Card Layout and Photos
The reference GTX 750 Ti isn’t all that exciting of a card to look at, but I think this is one of those situations where the fact that Nvidia was able to improve performance and lower wattage to the point where a large heatsink to catch your eye wasn’t needed. The 750 Ti PCB is similar in size to the GTX 760 reference PCB but its one and a half slot design is smaller and begging for an aftermarket cooler. What is especially interesting is the 6 pin power connection mounting point up in the top right corner. The 750 Ti doesn’t require it, but I wonder if this could be a sneak peak at another model that will share the same PCB.
The heatsink Nvidia went with here on the reference design is the same cooler that we saw previously on the GTX 650. The GTX 650 Ti had higher power requirements so it had a larger heatsink, this is a little clue on the GTX 750 Ti’s lower power requirements and heat output. The heatsink itself reminds me a lot of an Intel stock heatsink or even the oldschool GPU heatsinks before we went to dual and triple slot cards for nearly everything.

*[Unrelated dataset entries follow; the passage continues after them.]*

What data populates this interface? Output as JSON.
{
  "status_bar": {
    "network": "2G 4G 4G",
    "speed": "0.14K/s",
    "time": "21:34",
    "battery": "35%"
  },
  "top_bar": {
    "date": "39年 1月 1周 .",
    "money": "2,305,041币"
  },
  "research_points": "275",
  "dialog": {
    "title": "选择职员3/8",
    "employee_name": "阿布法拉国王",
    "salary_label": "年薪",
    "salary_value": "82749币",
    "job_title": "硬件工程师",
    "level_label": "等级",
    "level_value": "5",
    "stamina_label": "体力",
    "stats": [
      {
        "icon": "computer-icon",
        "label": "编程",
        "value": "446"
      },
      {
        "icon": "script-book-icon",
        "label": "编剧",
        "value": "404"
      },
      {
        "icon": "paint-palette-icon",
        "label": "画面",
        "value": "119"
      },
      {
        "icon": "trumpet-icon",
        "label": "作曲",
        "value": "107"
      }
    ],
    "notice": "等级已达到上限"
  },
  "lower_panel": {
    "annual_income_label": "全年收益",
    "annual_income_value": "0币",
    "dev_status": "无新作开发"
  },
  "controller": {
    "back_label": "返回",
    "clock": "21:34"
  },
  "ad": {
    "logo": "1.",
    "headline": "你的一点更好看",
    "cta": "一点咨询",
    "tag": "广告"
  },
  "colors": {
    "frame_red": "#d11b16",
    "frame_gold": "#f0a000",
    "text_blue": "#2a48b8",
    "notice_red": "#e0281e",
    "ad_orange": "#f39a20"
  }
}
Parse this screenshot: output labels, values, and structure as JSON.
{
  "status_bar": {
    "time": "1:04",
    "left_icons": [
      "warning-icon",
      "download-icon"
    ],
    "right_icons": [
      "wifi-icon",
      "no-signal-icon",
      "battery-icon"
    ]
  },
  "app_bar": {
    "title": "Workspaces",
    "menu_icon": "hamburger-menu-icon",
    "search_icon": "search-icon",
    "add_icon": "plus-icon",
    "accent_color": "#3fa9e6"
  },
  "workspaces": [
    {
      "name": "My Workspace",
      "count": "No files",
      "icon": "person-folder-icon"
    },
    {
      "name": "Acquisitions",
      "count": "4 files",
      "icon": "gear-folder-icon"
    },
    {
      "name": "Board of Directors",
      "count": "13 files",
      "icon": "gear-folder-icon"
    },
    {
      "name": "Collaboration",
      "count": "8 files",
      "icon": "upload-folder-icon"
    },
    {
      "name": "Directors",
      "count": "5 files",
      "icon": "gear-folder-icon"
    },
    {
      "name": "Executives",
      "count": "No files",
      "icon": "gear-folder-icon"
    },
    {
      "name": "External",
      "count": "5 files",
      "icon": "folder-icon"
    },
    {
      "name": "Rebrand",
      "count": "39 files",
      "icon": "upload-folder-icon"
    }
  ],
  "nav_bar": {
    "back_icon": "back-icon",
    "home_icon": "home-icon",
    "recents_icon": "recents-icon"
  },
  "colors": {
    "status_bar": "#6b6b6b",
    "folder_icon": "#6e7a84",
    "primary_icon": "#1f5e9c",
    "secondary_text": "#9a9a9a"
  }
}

Typically I would be talking about SLI bridge connections and power connections right about now. But the GTX 760 Ti only pulls 60 watts, keeping it low enough to run directly off of the PCI Express slot for power. The GTX 650 Ti that this card replaces did require a 6-pin with its 110W TDP, so this is a nice improvement. This should be great for people looking to get an upgrade on their OEM manufactured PCs that don’t have extra power connections available on their power supplies. Without an SLI bridge the GTX 750 Ti does not support SLI, this isn’t a big surprise with the GTX 650 Ti going the same route.
The GTX 750 Ti is a one and a half slot wide card. The PCI slot itself is single but the cooler is taller preventing you from being able to run a card in the slot directly next to it. For video connections you will get two DL-DVI ports and a mini-HDMI plug. I hope that other manufactures consider running a full sized HDMI when they have the chance, a card like this that doesn’t require a power connection could be very useful in HTPCs or Steamboxes. Having a full sized HDMI plug would come in handy and not require people to have to pick up a special cable.
On the flip side of the card there really isn’t too much going on. There isn’t a GPU support bracket or a backplate, nor is one needed with a card of this size/weight. Nvidia did go with a black PCB, but I would expect to see other variations from a few of the other manufactures.